What needs to be done is then to compute the Christoffel symbols and use the three rules above to compute the covariant derivative of a generic tangent vector field along $\alpha$. Feel free to comment if you could use more clarification and I can amend this answer to be more explicit :)
From the coordinate expression of $\alpha$, which is $\rho(t)=r$, $\theta(t) = t$, we get the expression for the tangent field to $\alpha$, which is \begin{equation} T(t) = \alpha'(t) = \frac{d\rho}{dt}\partial_\rho + \frac{d\theta}{dt}\partial_\theta=\partial_\theta. \end{equation}
Now we want the generic vector field along $\alpha$ to have components depending on the time parameter $t$, i.e. write $X(t) = A(t)\partial_\rho + B(t)\partial_\theta$. Then we get some expression like $\nabla_{T(t)}X(t)=0$. We need to modify the third rule, about differentiating the coefficient function, since the components of $X$ here depend on $t$ and are not functions on $M$ (again maybe a technicality which is not the most important thing when first learning how to compute). Since $T$ is the vector field along $\alpha$, we can take the derivative along $T$ as being a time derivative, roughly speaking, and write this as \begin{equation} \nabla_{T(t)}(f(t)\partial_i) = \frac{df}{dt}\partial_i + f(t)\nabla_{T(t)}\partial_i, \end{equation} where the second term just comes out as multiplication with Christoffel symbols. As reference you want to end up with something like $A'(t) + A(t)\Gamma+B(t)\Gamma = 0$, I think. Let's see if that helps!

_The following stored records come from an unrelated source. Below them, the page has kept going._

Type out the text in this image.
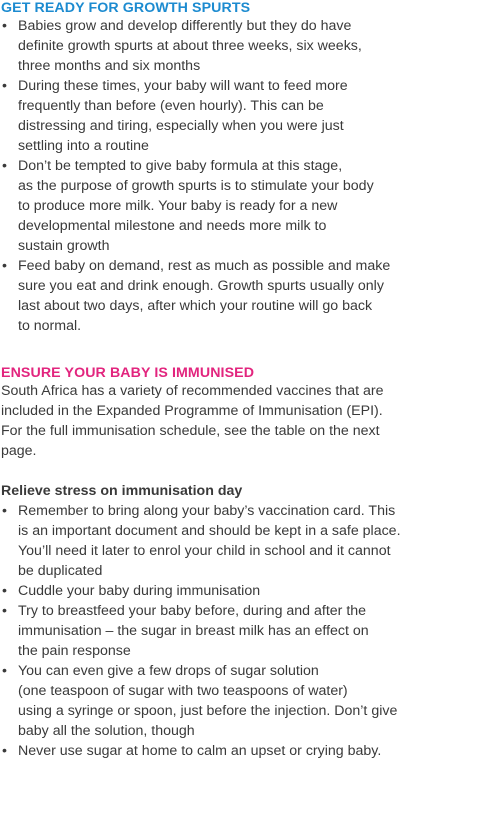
GET READY FOR GROWTH SPURTS
• Babies grow and develop differently but they do have
definite growth spurts at about three weeks, six weeks,
three months and six months
• During these times, your baby will want to feed more
frequently than before (even hourly). This can be
distressing and tiring, especially when you were just
settling into a routine
• Don’t be tempted to give baby formula at this stage,
as the purpose of growth spurts is to stimulate your body
to produce more milk. Your baby is ready for a new
developmental milestone and needs more milk to
sustain growth
• Feed baby on demand, rest as much as possible and make
sure you eat and drink enough. Growth spurts usually only
last about two days, after which your routine will go back
to normal.
ENSURE YOUR BABY IS IMMUNISED

South Africa has a variety of recommended vaccines that are
included in the Expanded Programme of Immunisation (EPI).
For the full immunisation schedule, see the table on the next
page.

Relieve stress on immunisation day

• Remember to bring along your baby’s vaccination card. This
is an important document and should be kept in a safe place.
You’ll need it later to enrol your child in school and it cannot
be duplicated
• Cuddle your baby during immunisation
• Try to breastfeed your baby before, during and after the
immunisation – the sugar in breast milk has an effect on
the pain response
• You can even give a few drops of sugar solution
(one teaspoon of sugar with two teaspoons of water)
using a syringe or spoon, just before the injection. Don’t give
baby all the solution, though
• Never use sugar at home to calm an upset or crying baby.
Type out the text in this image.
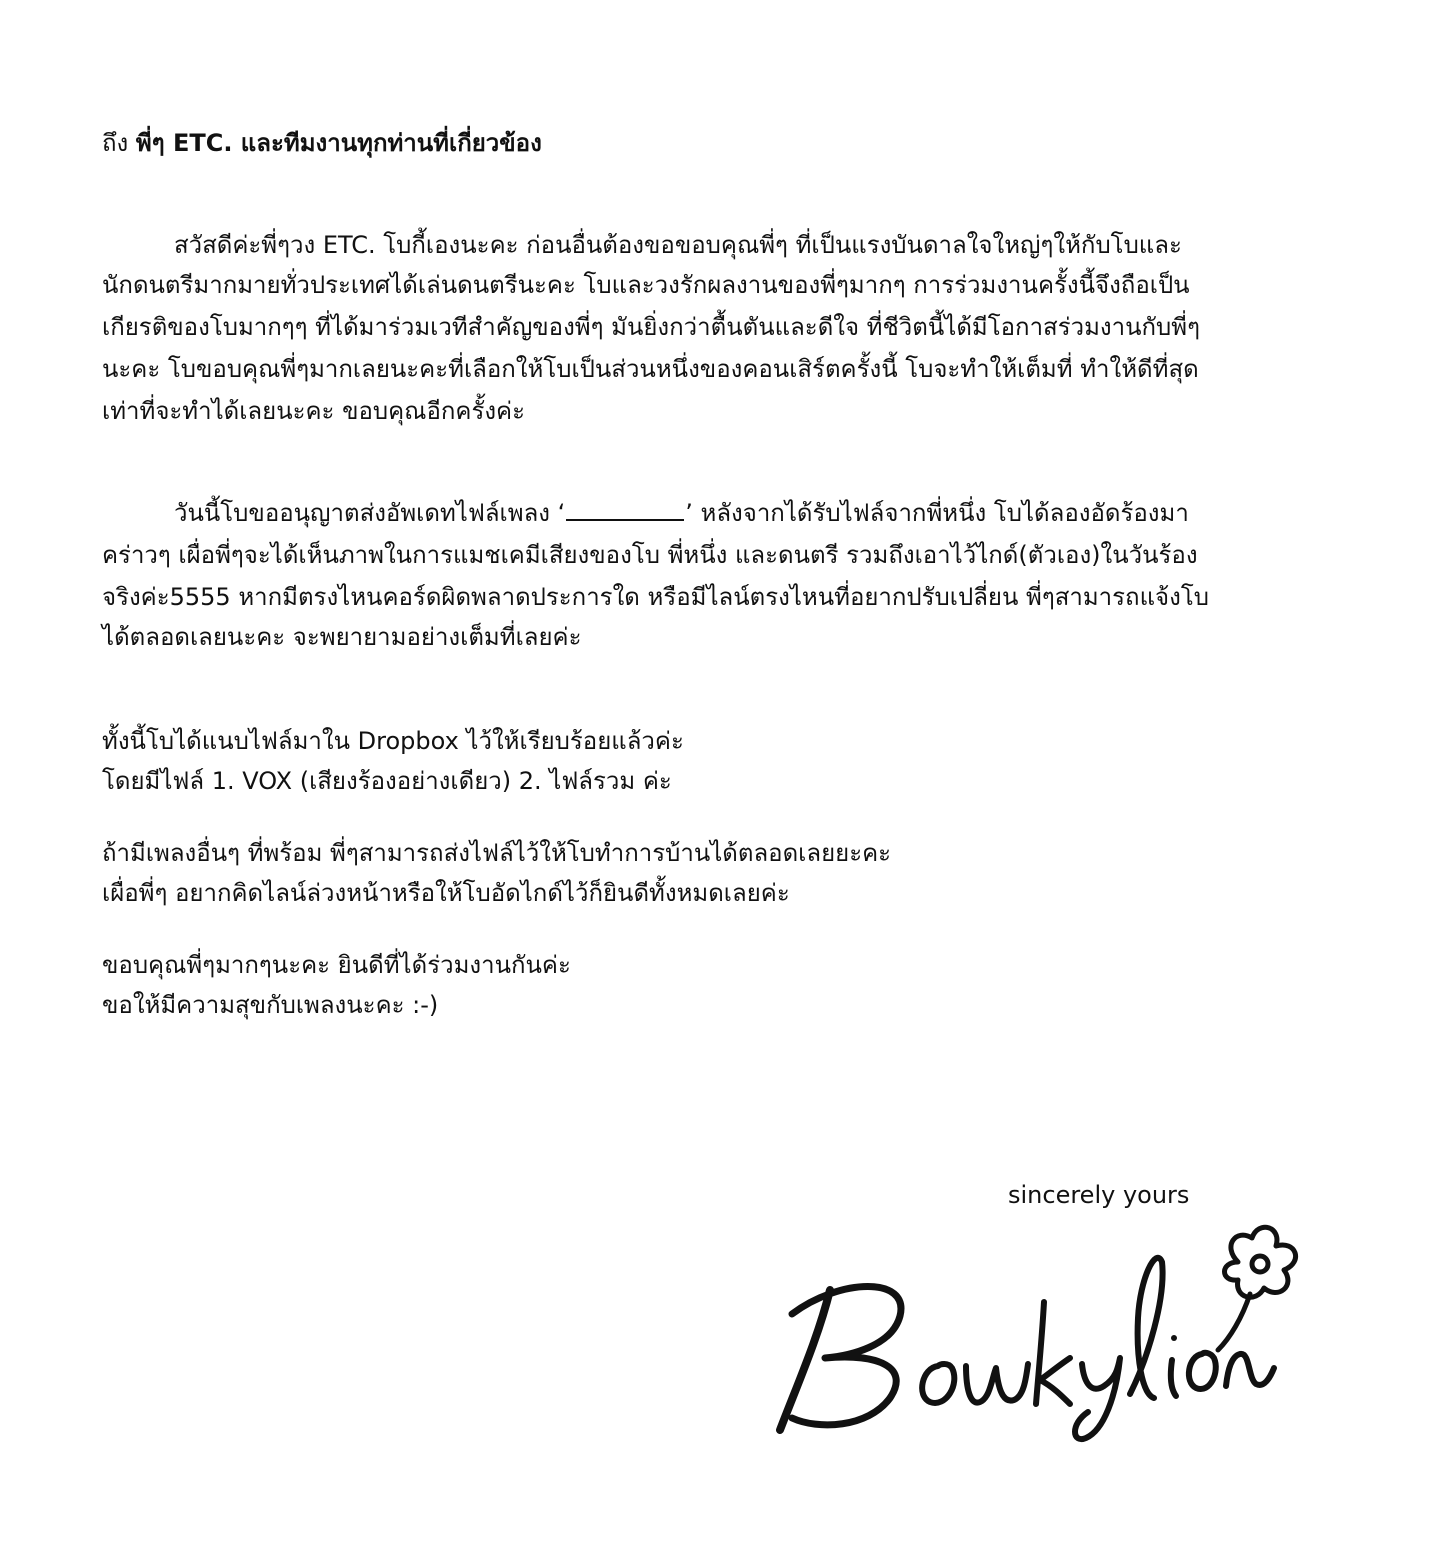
ถึง พี่ๆ ETC. และทีมงานทุกท่านที่เกี่ยวข้อง
สวัสดีค่ะพี่ๆวง ETC. โบกี้เองนะคะ ก่อนอื่นต้องขอขอบคุณพี่ๆ ที่เป็นแรงบันดาลใจใหญ่ๆให้กับโบและ
นักดนตรีมากมายทั่วประเทศได้เล่นดนตรีนะคะ โบและวงรักผลงานของพี่ๆมากๆ การร่วมงานครั้งนี้จึงถือเป็น
เกียรติของโบมากๆๆ ที่ได้มาร่วมเวทีสำคัญของพี่ๆ มันยิ่งกว่าตื้นตันและดีใจ ที่ชีวิตนี้ได้มีโอกาสร่วมงานกับพี่ๆ
นะคะ โบขอบคุณพี่ๆมากเลยนะคะที่เลือกให้โบเป็นส่วนหนึ่งของคอนเสิร์ตครั้งนี้ โบจะทำให้เต็มที่ ทำให้ดีที่สุด
เท่าที่จะทำได้เลยนะคะ ขอบคุณอีกครั้งค่ะ
วันนี้โบขออนุญาตส่งอัพเดทไฟล์เพลง ‘	’ หลังจากได้รับไฟล์จากพี่หนึ่ง โบได้ลองอัดร้องมา
คร่าวๆ เผื่อพี่ๆจะได้เห็นภาพในการแมชเคมีเสียงของโบ พี่หนึ่ง และดนตรี รวมถึงเอาไว้ไกด์(ตัวเอง)ในวันร้อง
จริงค่ะ5555 หากมีตรงไหนคอร์ดผิดพลาดประการใด หรือมีไลน์ตรงไหนที่อยากปรับเปลี่ยน พี่ๆสามารถแจ้งโบ
ได้ตลอดเลยนะคะ จะพยายามอย่างเต็มที่เลยค่ะ
ทั้งนี้โบได้แนบไฟล์มาใน Dropbox ไว้ให้เรียบร้อยแล้วค่ะ
โดยมีไฟล์ 1. VOX (เสียงร้องอย่างเดียว) 2. ไฟล์รวม ค่ะ
ถ้ามีเพลงอื่นๆ ที่พร้อม พี่ๆสามารถส่งไฟล์ไว้ให้โบทำการบ้านได้ตลอดเลยยะคะ
เผื่อพี่ๆ อยากคิดไลน์ล่วงหน้าหรือให้โบอัดไกด์ไว้ก็ยินดีทั้งหมดเลยค่ะ
ขอบคุณพี่ๆมากๆนะคะ ยินดีที่ได้ร่วมงานกันค่ะ
ขอให้มีความสุขกับเพลงนะคะ :-)
sincerely yours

So now you put $X(t) = A(t)\partial_\rho + B(t)\partial_\theta$, $T(t)=\partial_\theta$, and the equation $\nabla_TX=0$ becomes \begin{equation} A'(t)\partial_\rho + A(t)\Gamma_{\theta\rho}^\rho\partial_\rho + A(t)\Gamma_{\theta\rho}^\theta\partial_\theta + B'(t)\partial_\theta + B(t)\Gamma_{\theta\theta}^\rho\partial_\rho + B(t)\Gamma_{\theta\theta}^\theta\partial_\theta = 0. \end{equation} Now equating coefficients, we see that the coefficients before $\partial_\rho$ and $\partial_\theta$ must both be zero, so we have \begin{equation} A'(t) + A(t)\Gamma_{\theta\rho}^\rho + B(t)\Gamma_{\theta\theta}^\rho = 0, \end{equation} and another similar equation. Now write the Christoffel symbols as functions of $t$, by composing with $\alpha$. At this point it is a matter of solving the two coupled ODEs for $A$ and $B$. If they look really hard to solve one might want to double check that the Christoffel symbols were calculated correctly.